With Lives in Ruins: Archaeologists and the Seductive Lure of Human Rubble, former Esquire editor Johnson writes a lively love letter to the dedicated individuals who literally dig into the past.
It’s not true that I never went outdoors before I wrote a book about archaeologists. I’ve been outdoors! In fact, I once worked for Outside magazine, though I interviewed for the job in pink high heels and needed, for the entire two years of my employment, a special assistant to translate for me (“crampon,” “neoprene,” “mummy bag”). After many years and two books about indoor professions (2006’s The Dead Beat, about obituary writers, and 2010’s This Book Is Overdue!, about librarians), I’d lost touch with nature and felt the desire to go outdoors. The idea of archaeology had always appealed to me. I didn’t think too hard about the fact that it was a science, that it covered the entirety of human history and the whole planet (on land, but also underwater, and even in space—did you know there is such a thing as space archaeology?). I would get to travel, I’d get my hands dirty, and surely I’d learn as I went along. (That I was out of shape and growing forgetful, I also refused to consider.)
I plunged in with excitement and anticipation: archaeologists, who do their physically and intellectually demanding work with little encouragement and often little to show for their efforts, are a wonderful subject. Much of what we know of human history has been discovered or verified by archaeologists. They contribute immeasurably to our collective cultural memory. Like my other favorite professions, archaeology is less a job than a passionate calling. I felt sure I could find some enthusiastic practitioners and improvise my way through the field.
I knew no archaeologists. Obituary writers, for the most part, have their names in the papers every day. Librarians are numerous and easy to find. Relatively speaking, archaeologists are hermits. There are fewer of them; they are not that easy to locate; they’re scattered all over the world, off in the field, sometimes in remote areas, for months at a time—even the friendly ones can take weeks to answer an email. And because looting and theft are such threats to their work, they tend to be discreet or even secretive about their sites, and suspicious of strangers. The last thing they need is a novice tagging along with a notebook and a camera. I found a sympathetic retired archaeologist and I suggested we go visit some excavations. He explained that this was simply not done; you do not, even as a fellow professional, drop in on someone else’s dig. I asked an underwater archaeologist if I could observe her work from shore. Ultimately she was an open and generous source, but she reared back at this request, as if I had asked to see her tax return. If I wanted access, I had to take the training and the classes and commit to the fieldwork. There was no shortcut.
It took me almost a year to get the first useful bits of research.

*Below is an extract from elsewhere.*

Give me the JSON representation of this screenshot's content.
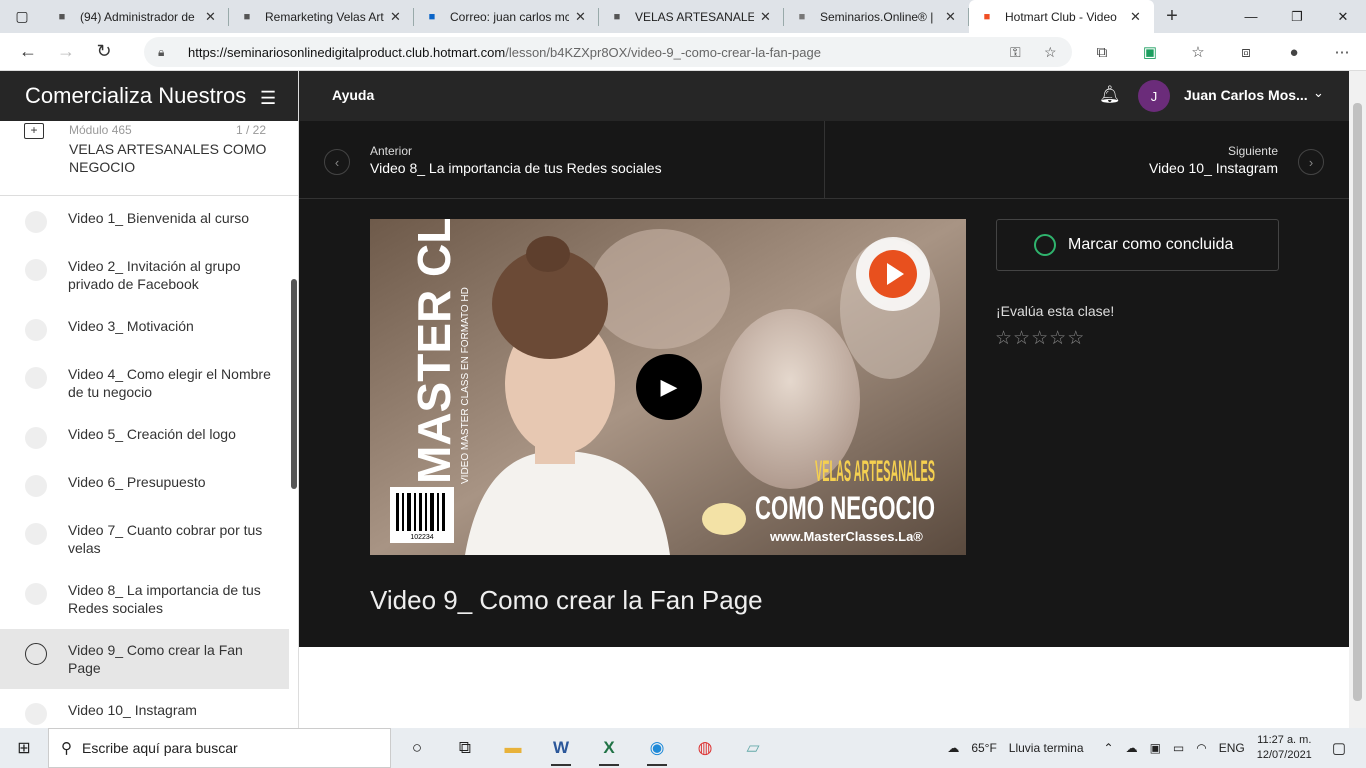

Once I found 20 or 30 archaeologists to follow, I had to read until my eyes bled to have any chance of keeping up with their conversation. Each had a different specialty—a time period or a part of the world—that they were deeply engaged in, and whether it was the Ice Age or Neolithic China or a graveyard for Revolutionary War soldiers, I was challenged. These people were broadly and deeply knowledgeable, time travelers who routinely lived in both the modern world and, say, medieval Ireland or Paleolithic Arabia. I stripped some gears trying to keep up. One day, I drove 80 miles to a goat roast and spear-hurling picnic with the human origins crowd, then 100 miles in the other direction to learn about the aquifers above the Nazca Lines in Peru, built in the first century B.C.E. Archaeology was a renewable source of wild edification.
The archaeologists who welcomed me onto their sites and put sharp tools in my hands were a brave lot. I made every mistake you can make in the field. But when, for instance, sealed in a papery Tyvek suit so as not to contaminate forensic evidence, I lay on my stomach in New Jersey’s Pine Barrens, scraping a trowel over the remains of a 400-pound pig that had been deliquescing for a year, while I listened to archaeologists and homicide cops discuss the worst crime scenes they had ever processed—in that moment, I thought: this is it, nirvana. It’s hard to convey the appeal of such gross and gritty work, especially since the pig was a stand-in for a murder victim, and my fellow excavators would be applying these skills to human burials, a sobering thought. But I left that site feeling exhilarated and tough, almost cocky. I ached, I stank, I had dirt and rotting organic goop under my fingernails, but I had gained privileged access, and I had a story about my instructors and fellow students who performed almost unthinkable work every day to absorb and make sense of the human messes of the world.
Because fieldwork is grueling and pays so poorly, archaeology is a profession best suited for the young, the fit, and the restless. And yet I found that it has a particular pull for those who are older. Every public archaeology lecture I went to was filled with people like me in their 50s and 60s and beyond. Climbing over the ruins of Machu Picchu with a group of archaeologists, I was struck by the age of our fellow travelers. Appreciating archaeology is a wonderful consolation of age. Maybe history means more to those of us who are conscious of the history we’ve lived through. What we leave behind matters. How else can we measure the humanity of those who have gone before us? And isn’t it a measure of our own humanity, how carefully we tend our ruins?